Yesterday, Davao mayor Rodrigo Duterte publicly stated that he will hunt out rice smugglers in his city, and he would kill them. I find this ironic, since the good mayor seems to be trying very hard to sound like Liam Neeson’s character in the first Taken.
I will find you, and I will kill you. Taken from GMA News. |
I don’t mind Duterte. He’s better than a vast majority of the public servants we have in the country—which is to say, almost all of them. And he’s effective! I don’t think I’ve ever seen a guy as tough on his city as he is.
Well, there was Alfredo Lim back when he was younger, more efficient, and less entrenched in his mayorial office. Duterte seems to have taken over Lim’s “Dirty Harry” persona, though, taking the good fight to the people by walking the walk, talking the talk—and threatening death to criminals.
A lot of people wouldn’t mind that. What use, after all, are criminals? If you were to take the DC Comics superhero team The Elites as an example, Manchester Black’s decision to kill evildoers rather than incarcerate them with the hopes of rehabilitation seems pretty cogent. What use, after all, are people like Lex Luthor? Or, to bring matters closer to home, Gloria Macapagal-Arroyo, or Erap Estrada? The fact that the public once believed them to be the scum of society makes the very fact that they’re back in office, once again running things, preposterous! What is up with you people?! They should be in retirement! Or at least, they should be so lucky!

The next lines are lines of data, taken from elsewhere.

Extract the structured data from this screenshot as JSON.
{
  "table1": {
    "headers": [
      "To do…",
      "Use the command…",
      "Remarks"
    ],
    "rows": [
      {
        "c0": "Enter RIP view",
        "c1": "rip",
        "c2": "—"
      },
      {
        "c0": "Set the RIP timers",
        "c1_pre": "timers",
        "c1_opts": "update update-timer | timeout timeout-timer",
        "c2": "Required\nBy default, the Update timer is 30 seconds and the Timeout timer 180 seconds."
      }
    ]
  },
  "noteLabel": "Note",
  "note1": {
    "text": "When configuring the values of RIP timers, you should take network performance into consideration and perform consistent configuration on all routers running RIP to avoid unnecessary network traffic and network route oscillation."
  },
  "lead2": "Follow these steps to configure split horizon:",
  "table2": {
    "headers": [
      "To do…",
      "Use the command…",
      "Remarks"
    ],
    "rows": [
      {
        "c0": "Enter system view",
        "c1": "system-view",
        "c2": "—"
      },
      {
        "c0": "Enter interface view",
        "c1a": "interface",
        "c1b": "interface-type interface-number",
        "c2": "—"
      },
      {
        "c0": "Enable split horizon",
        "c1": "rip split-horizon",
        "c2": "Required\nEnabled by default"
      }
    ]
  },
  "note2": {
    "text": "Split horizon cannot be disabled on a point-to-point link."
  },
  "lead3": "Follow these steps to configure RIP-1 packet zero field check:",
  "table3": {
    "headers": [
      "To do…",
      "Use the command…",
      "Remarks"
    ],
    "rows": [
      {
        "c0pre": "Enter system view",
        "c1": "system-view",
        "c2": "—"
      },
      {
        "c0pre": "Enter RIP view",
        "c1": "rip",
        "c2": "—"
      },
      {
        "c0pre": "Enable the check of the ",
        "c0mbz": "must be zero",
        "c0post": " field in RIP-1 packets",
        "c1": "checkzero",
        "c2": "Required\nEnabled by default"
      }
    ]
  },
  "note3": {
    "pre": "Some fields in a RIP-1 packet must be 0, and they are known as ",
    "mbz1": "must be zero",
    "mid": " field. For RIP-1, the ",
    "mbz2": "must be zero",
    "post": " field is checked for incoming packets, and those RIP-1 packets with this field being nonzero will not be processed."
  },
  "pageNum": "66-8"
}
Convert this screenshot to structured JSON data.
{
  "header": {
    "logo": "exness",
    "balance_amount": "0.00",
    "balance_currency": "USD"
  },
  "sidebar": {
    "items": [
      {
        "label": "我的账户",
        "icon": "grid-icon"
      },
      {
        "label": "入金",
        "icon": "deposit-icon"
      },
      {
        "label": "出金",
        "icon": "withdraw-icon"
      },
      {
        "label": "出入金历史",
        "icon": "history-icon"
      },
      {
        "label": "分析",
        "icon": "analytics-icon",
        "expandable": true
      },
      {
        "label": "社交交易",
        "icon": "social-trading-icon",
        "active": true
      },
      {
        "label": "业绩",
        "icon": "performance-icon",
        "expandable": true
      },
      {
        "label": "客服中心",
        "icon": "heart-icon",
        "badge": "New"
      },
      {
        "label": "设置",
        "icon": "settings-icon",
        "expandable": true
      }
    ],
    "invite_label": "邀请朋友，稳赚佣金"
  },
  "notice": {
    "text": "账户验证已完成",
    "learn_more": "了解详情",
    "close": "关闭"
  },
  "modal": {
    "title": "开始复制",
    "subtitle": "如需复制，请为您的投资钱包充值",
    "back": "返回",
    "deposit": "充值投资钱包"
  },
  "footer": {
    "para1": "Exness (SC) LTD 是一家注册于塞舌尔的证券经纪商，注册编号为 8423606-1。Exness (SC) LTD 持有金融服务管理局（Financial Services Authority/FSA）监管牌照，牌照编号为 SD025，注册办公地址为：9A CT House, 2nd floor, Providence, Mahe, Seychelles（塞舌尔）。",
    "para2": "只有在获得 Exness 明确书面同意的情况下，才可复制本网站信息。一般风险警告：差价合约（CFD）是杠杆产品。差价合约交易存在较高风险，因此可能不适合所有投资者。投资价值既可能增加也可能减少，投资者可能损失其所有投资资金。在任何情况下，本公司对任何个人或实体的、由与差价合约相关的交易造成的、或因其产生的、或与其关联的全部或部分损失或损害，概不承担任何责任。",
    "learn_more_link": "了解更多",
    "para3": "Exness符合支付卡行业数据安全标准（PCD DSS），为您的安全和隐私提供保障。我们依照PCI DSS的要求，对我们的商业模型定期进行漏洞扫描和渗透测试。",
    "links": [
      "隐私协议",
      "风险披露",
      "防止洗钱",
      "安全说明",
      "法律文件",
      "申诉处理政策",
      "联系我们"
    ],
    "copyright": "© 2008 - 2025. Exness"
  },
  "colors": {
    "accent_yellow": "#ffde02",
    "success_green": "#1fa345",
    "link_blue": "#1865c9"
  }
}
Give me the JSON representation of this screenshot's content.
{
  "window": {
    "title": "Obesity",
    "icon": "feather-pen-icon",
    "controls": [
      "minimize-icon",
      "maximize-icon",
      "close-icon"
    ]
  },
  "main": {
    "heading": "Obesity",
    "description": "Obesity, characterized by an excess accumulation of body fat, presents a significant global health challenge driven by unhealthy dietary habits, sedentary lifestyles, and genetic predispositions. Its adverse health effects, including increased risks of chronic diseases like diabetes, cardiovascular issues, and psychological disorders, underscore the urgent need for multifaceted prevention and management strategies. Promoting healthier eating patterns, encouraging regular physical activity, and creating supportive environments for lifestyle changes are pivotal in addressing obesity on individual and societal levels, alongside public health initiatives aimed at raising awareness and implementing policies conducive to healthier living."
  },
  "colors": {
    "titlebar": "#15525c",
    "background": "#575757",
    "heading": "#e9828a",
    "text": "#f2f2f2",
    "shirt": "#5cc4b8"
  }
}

But let’s stop there. Do we really think that people are beyond redemption? Have we really become a society that thinks people who do wrong should be removed from the face of the earth? To use another example from fiction—Gandalf dissuaded Frodo from thinking that Gollum was useless, stating that he would, in the end, still play a role in the big scheme of things. And Gollum did; it was by his own hand that the one ring was ultimately destroyed. Had Gollum ceased to exist, Frodo would never have been able to toss the ring into Mount Doom.
I’m not saying that everybody has such an obvious goodness in them. Sometimes, we won’t be able to see it. We’re humans, and we tend to be very short-sighted when it comes to seeing what other people are capable of. But have we really sunk into such a low that things like killing other people for the sake of moral justice—even if it were just a threat—becomes the norm?